BA jets to fly on biofuel by 2014

British Airways will fly all its jets on biofuel made from London’s rubbish by 2014, the airline revealed this week.

Together with US bio-energy company Solena, the airline is planning to open Europe’s first jet fuel plant, which will convert domestic and industrial rubbish destined for landfill sites into a carbon-neutral energy source.

The plant, which will be built in the East End of London, is expected to turn up to 500,000 tonnes of waste into 16 million gallons of green aviation fluid every year; enough to power all BA flights from City Airport twice over, with enough left over to power 20 megawatts of electricity.

Although this will not be the first time an airline has run their flights on green fuel (rival airline Virgin Atlantic operated their first commercial bio-flight in 2008) the Solena plant will offer an even greener alternative, and will make biofuel that can be used by itself, rather than having to be mixed with other jet fuels like previous green alternatives.

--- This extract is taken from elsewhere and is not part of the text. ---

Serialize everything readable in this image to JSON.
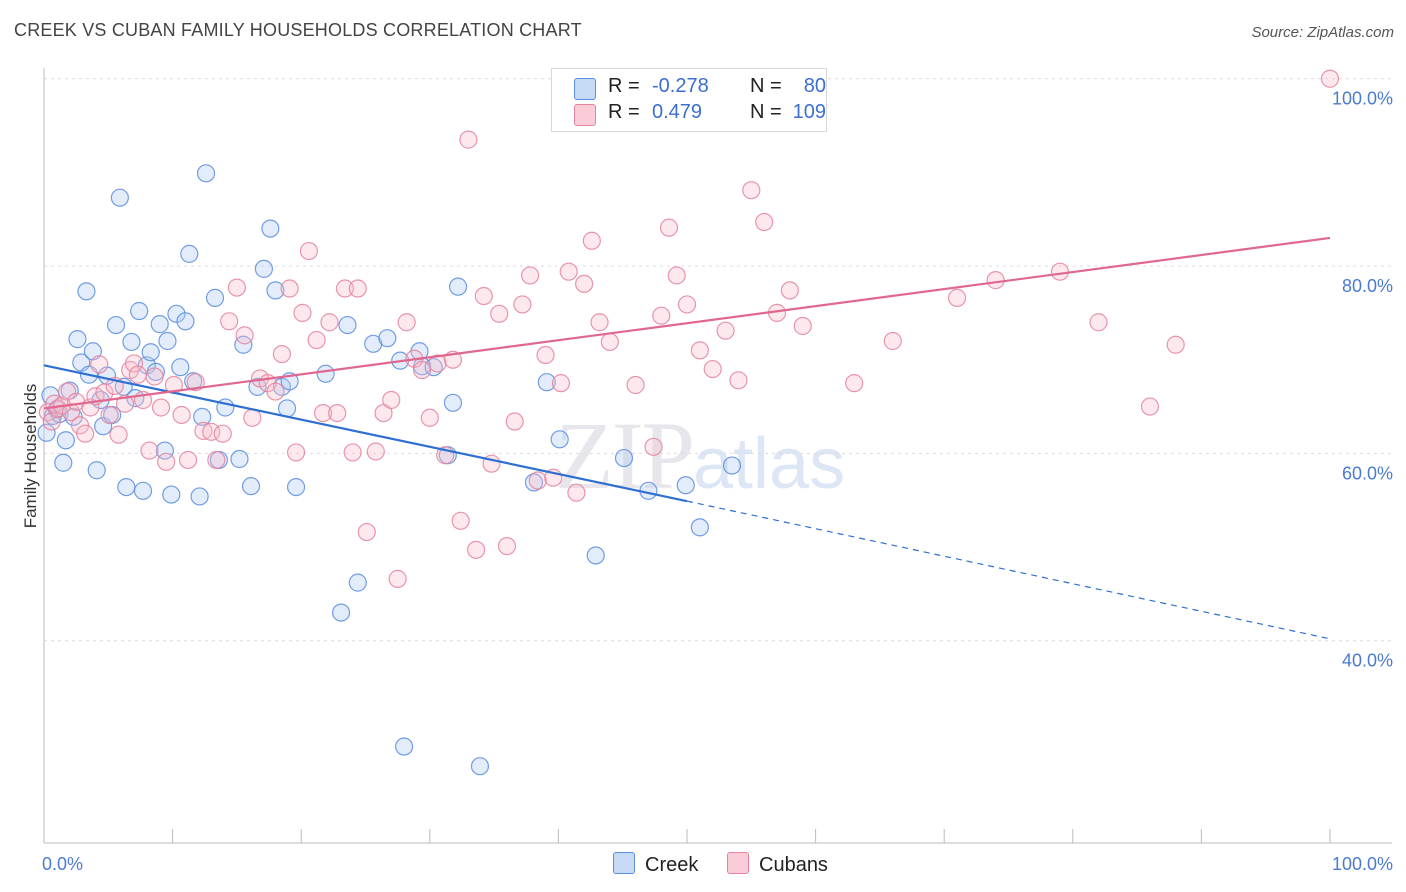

The new biofuel is thought to be a major advancement in the development of green and sustainable long-haul travel, and could cut carbon emissions on BA flights by 95 per cent. What’s more, methane emissions, which are thought to be more potent than carbon, will be significantly marginalised thanks to a reduction in the amount of waste being sent to landfill sites.

Construction work will begin on the Solena plant within two years.